The other stand-out scenes involve Wynne’s homelife. On one of his previous business trips Wynne was unfaithful, and Sheila (Jessie Buckley, underutilised but great) grows increasingly suspicious of her husband’s secret trips abroad, about which he is naturally sworn to secrecy.

This time it is not a woman, who draws Wynne away from his conventional family life, but his friendship with Oleg Valdimirovich Penkovsky: the highest-ranking Soviet official to pass secrets to the UK and USA. The duo is credited with changing the course of the Cuban Missile Crisis and the Cold War. During Wynne’s first trip to Moscow the two go out on the town, and here Wynne’s propensity for booze is an advantage. ‘If you’re going to do business in Moscow,’ Penkovsky tells him, ‘I need to know you can hold your alcohol.’ Wynne replies, ‘It’s my one true gift.’

The scenes showing Penskovsky taking Greville under his wing and their growing friendship (they are both married with one child and share a common cause) are less thrilling than we might like. Montages of them going to restaurants, a jazz club, and to the Ballet (Swan Lake of course) are devoid of tension. The suspense increases when the KGB catch on to what’s going on with devastating results, but despite three solid lead performances, we are never at the edge of our seats.

Dominic Cooke is one of the UK’s foremost theatre directors, but on the evidence of On Chesil Beach and this, his second feature, he is not a natural film director. Cooke was not helped by Ian McEwan’s bizarre and misguided adaptation of his own novel for the screen, and here he is not helped by Tom O’Connor’s (The Hitman’s Bodyguard) uneven script that is oddly unmoving and unmemorable.

At the credits, we see a clip of the real Wynne being interviewed by the press and answering with humour when asked if will be travelling in Eastern Europe anytime soon. When he confirms that he is going back to his business, we are reminded in a way we not watching the popular Cumberbatch, that most of The Courier is true.

Yet what is omitted also gives us pause for thought. Wynne was saved from execution, but his return to a normal life was troubled.
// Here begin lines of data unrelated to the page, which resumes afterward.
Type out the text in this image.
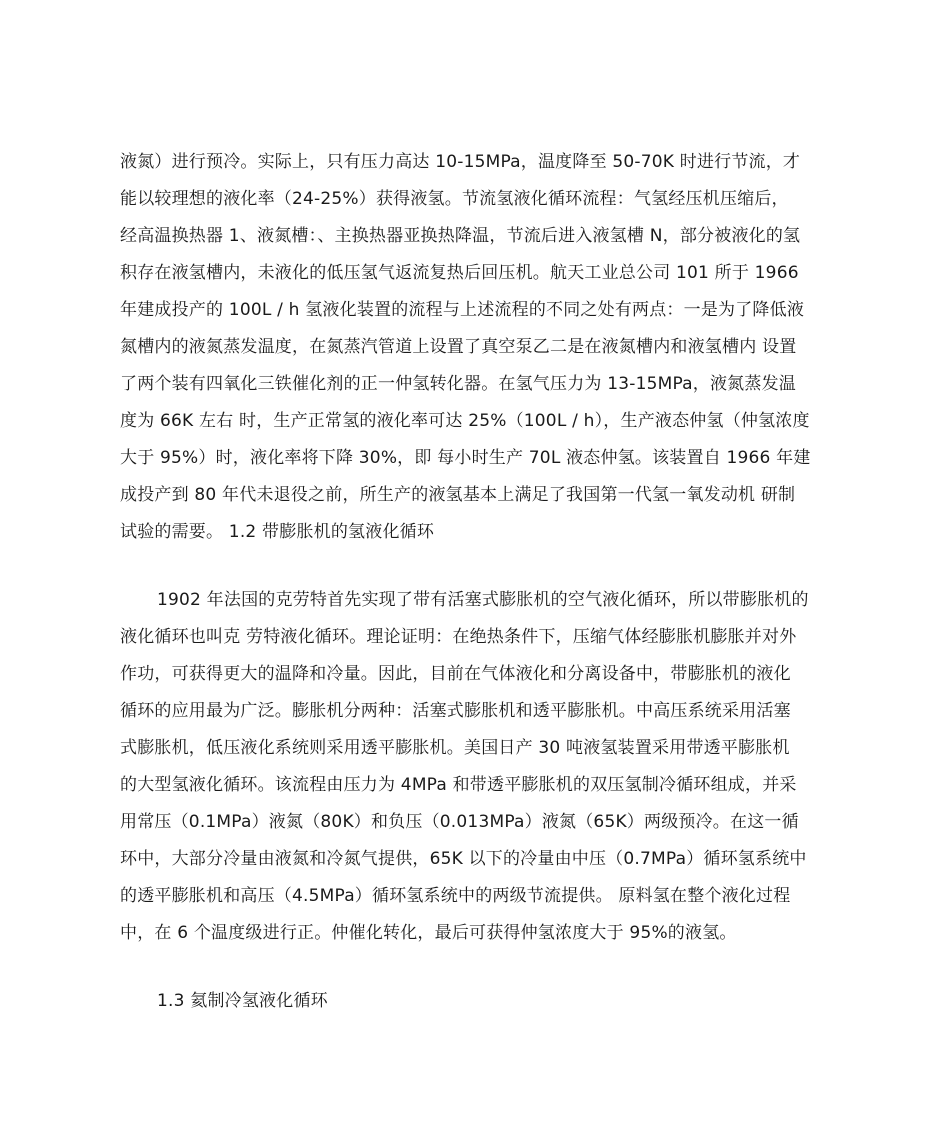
液氮）进行预冷。实际上，只有压力高达 10-15MPa，温度降至 50-70K 时进行节流，才
能以较理想的液化率（24-25%）获得液氢。节流氢液化循环流程：气氢经压机压缩后，
经高温换热器 1、液氮槽：、主换热器亚换热降温，节流后进入液氢槽 N，部分被液化的氢
积存在液氢槽内，未液化的低压氢气返流复热后回压机。航天工业总公司 101 所于 1966
年建成投产的 100L / h 氢液化装置的流程与上述流程的不同之处有两点：一是为了降低液
氮槽内的液氮蒸发温度，在氮蒸汽管道上设置了真空泵乙二是在液氮槽内和液氢槽内 设置
了两个装有四氧化三铁催化剂的正一仲氢转化器。在氢气压力为 13-15MPa，液氮蒸发温
度为 66K 左右 时，生产正常氢的液化率可达 25%（100L / h），生产液态仲氢（仲氢浓度
大于 95%）时，液化率将下降 30%，即 每小时生产 70L 液态仲氢。该装置自 1966 年建
成投产到 80 年代未退役之前，所生产的液氢基本上满足了我国第一代氢一氧发动机 研制
试验的需要。 1.2 带膨胀机的氢液化循环
1902 年法国的克劳特首先实现了带有活塞式膨胀机的空气液化循环，所以带膨胀机的
液化循环也叫克 劳特液化循环。理论证明：在绝热条件下，压缩气体经膨胀机膨胀并对外
作功，可获得更大的温降和冷量。因此，目前在气体液化和分离设备中，带膨胀机的液化
循环的应用最为广泛。膨胀机分两种：活塞式膨胀机和透平膨胀机。中高压系统采用活塞
式膨胀机，低压液化系统则采用透平膨胀机。美国日产 30 吨液氢装置采用带透平膨胀机
的大型氢液化循环。该流程由压力为 4MPa 和带透平膨胀机的双压氢制冷循环组成，并采
用常压（0.1MPa）液氮（80K）和负压（0.013MPa）液氮（65K）两级预冷。在这一循
环中，大部分冷量由液氮和冷氮气提供，65K 以下的冷量由中压（0.7MPa）循环氢系统中
的透平膨胀机和高压（4.5MPa）循环氢系统中的两级节流提供。 原料氢在整个液化过程
中，在 6 个温度级进行正。仲催化转化，最后可获得仲氢浓度大于 95%的液氢。
1.3 氦制冷氢液化循环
Sheila divorced him when he returned from his mission, and he suffered from alcoholism and depression until his death at age 70. Either to relive his glory days (he appeared on To Tell the Truth) or for the money, he wrote books about his three years as Penkovsky’s courier, in which he alleges he had been recruited long before Penkovsky. This, and other claims in his books, The Man from Moscow (1967) and The Man from Odessa (1981) have been discredited, but his character does appear remarkably seasoned in his subversive activities.

Joyce Glasser, Mature Times film critic.